I will not bore you now with the contradictory statements by consultants, or the three-hour waits for appointments that were cancelled, or the invitations to appointments for dates which had passed. I won't bore you with the lost files, and the lost X-rays, and the mammogram that turned out to be an X-ray of an ankle, or the surgeon who told me that he thought my approach to a mastectomy (which I didn't, in the end, have) was "a bit heavy". I won't bore you with the nurses who sighed and sulked and were soldered to their chairs, apart from the one who asked me, in a rare fit of bewildered humanity, why I was crying. Er, because I've got cancer and I'm still in my 30s? A teensy bit upsetting, non?

But I will tell you this. The big problem with the NHS is the people in it. Maybe they start out wanting to help their fellow human beings, to lift them, as our dear leader says, from pain to comfort, from despair to hope. Maybe they fill out a form in triplicate (two of which get lost) saying that they want to help people, and get sent off to training schools: the consultants to one where they learn to flick through a file with a sense of harried self-importance and turn to you briefly and sneer; the receptionists to one where they learn to regard the arrival of a patient as a nasty intrusion in a nice day's chatting, and one to be punished with a lengthy wait; and the nurses... It would be frivolous to mention Abu Ghraib. But tempting.

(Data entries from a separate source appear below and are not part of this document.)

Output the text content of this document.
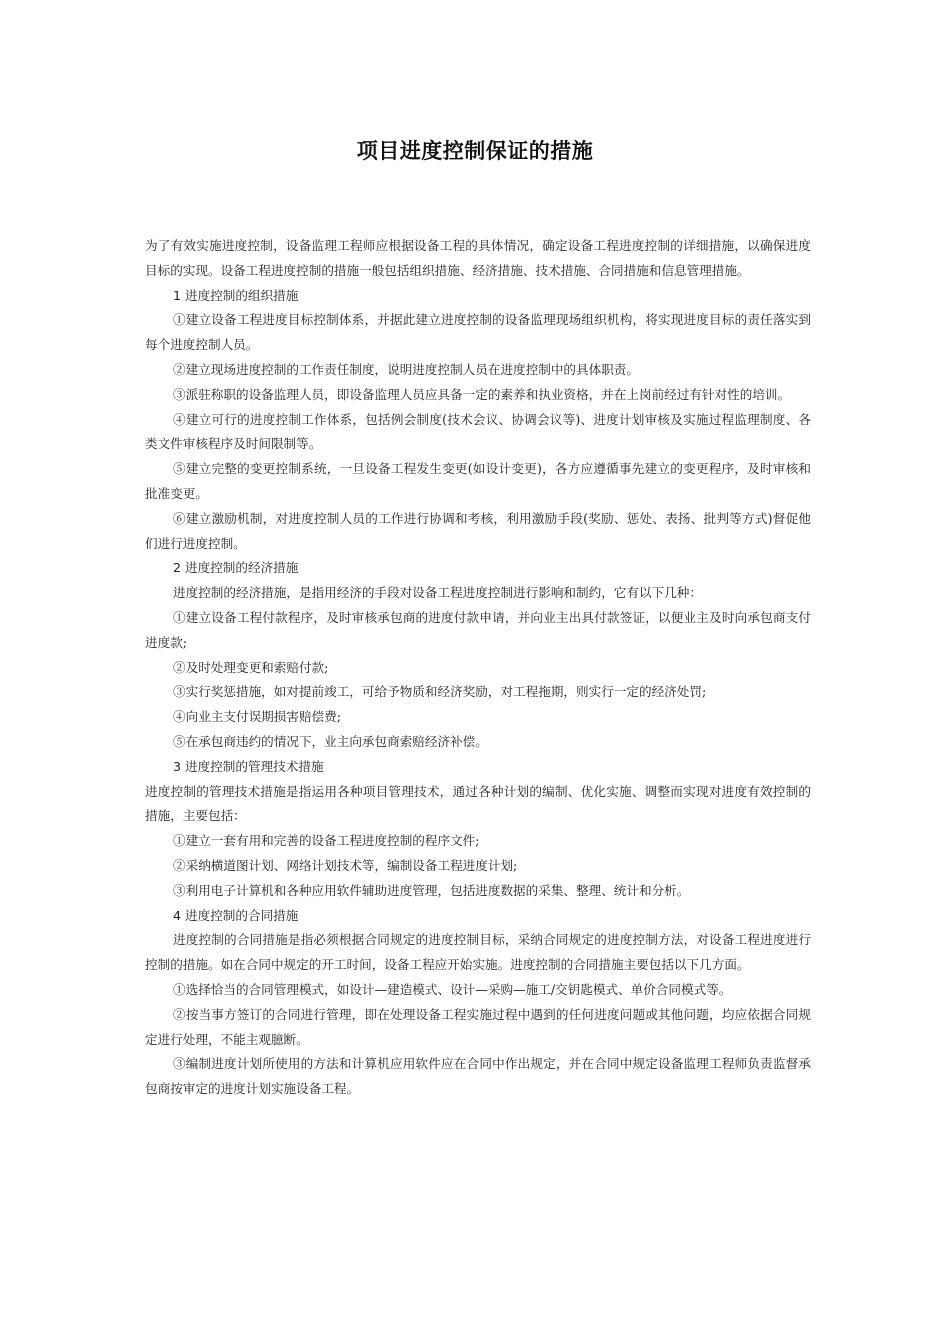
项目进度控制保证的措施

为了有效实施进度控制，设备监理工程师应根据设备工程的具体情况，确定设备工程进度控制的详细措施，以确保进度目标的实现。设备工程进度控制的措施一般包括组织措施、经济措施、技术措施、合同措施和信息管理措施。

1 进度控制的组织措施

①建立设备工程进度目标控制体系，并据此建立进度控制的设备监理现场组织机构，将实现进度目标的责任落实到每个进度控制人员。

②建立现场进度控制的工作责任制度，说明进度控制人员在进度控制中的具体职责。

③派驻称职的设备监理人员，即设备监理人员应具备一定的素养和执业资格，并在上岗前经过有针对性的培训。

④建立可行的进度控制工作体系，包括例会制度(技术会议、协调会议等)、进度计划审核及实施过程监理制度、各类文件审核程序及时间限制等。

⑤建立完整的变更控制系统，一旦设备工程发生变更(如设计变更)，各方应遵循事先建立的变更程序，及时审核和批准变更。

⑥建立激励机制，对进度控制人员的工作进行协调和考核，利用激励手段(奖励、惩处、表扬、批判等方式)督促他们进行进度控制。

2 进度控制的经济措施

进度控制的经济措施，是指用经济的手段对设备工程进度控制进行影响和制约，它有以下几种：

①建立设备工程付款程序，及时审核承包商的进度付款申请，并向业主出具付款签证，以便业主及时向承包商支付进度款;

②及时处理变更和索赔付款;

③实行奖惩措施，如对提前竣工，可给予物质和经济奖励，对工程拖期，则实行一定的经济处罚;

④向业主支付误期损害赔偿费;

⑤在承包商违约的情况下，业主向承包商索赔经济补偿。

3 进度控制的管理技术措施

进度控制的管理技术措施是指运用各种项目管理技术，通过各种计划的编制、优化实施、调整而实现对进度有效控制的措施，主要包括：

①建立一套有用和完善的设备工程进度控制的程序文件;

②采纳横道图计划、网络计划技术等，编制设备工程进度计划;

③利用电子计算机和各种应用软件辅助进度管理，包括进度数据的采集、整理、统计和分析。

4 进度控制的合同措施

进度控制的合同措施是指必须根据合同规定的进度控制目标，采纳合同规定的进度控制方法，对设备工程进度进行控制的措施。如在合同中规定的开工时间，设备工程应开始实施。进度控制的合同措施主要包括以下几方面。

①选择恰当的合同管理模式，如设计—建造模式、设计—采购—施工/交钥匙模式、单价合同模式等。

②按当事方签订的合同进行管理，即在处理设备工程实施过程中遇到的任何进度问题或其他问题，均应依据合同规定进行处理，不能主观臆断。

③编制进度计划所使用的方法和计算机应用软件应在合同中作出规定，并在合同中规定设备监理工程师负责监督承包商按审定的进度计划实施设备工程。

And as for the managers, some of whom earn more than the Prime Minister, more even than a GP... Well, let's just remind ourselves that a group of them, from Liverpool Primary Care Trust, have suggested this week that children should be banned from seeing 101 Dalmations because they might catch a glimpse of a cartoon cigarette. How about forgetting being Stalin and sorting out your IT and your files?

There are exceptions. Of course there are exceptions. And in the six years since I found that little lump in my breast, a lot has got better. Waiting times for my check-ups are now much shorter. The waiting room is much, much nicer and at Christmas you get mince pies. So when, a few weeks ago, one of my friends found a lump in her breast, I hoped things would be better for her. She was diagnosed quickly, thank the NHS; she was operated on quickly, thank the NHS, but the nurses were sulky and lazy and rude. One of them, she said, spent all day at her computer, writing religious poems.

We seem to be living in an age when everyone wants the security, and holidays, and sick leave of the public sector, but there's one little problem. They don't like the public. They don't like nursing them; they don't like filing their X-rays, and they don't like representing them in Parliament.

So, let's be clear. Universal healthcare, paid for by taxes, is the hallmark (thank you, Sarah) of a civilised society. But there's another hallmark of a civilised society. And that's showing a bit of kindness to people at their most vulnerable. If you can't do it, do something else.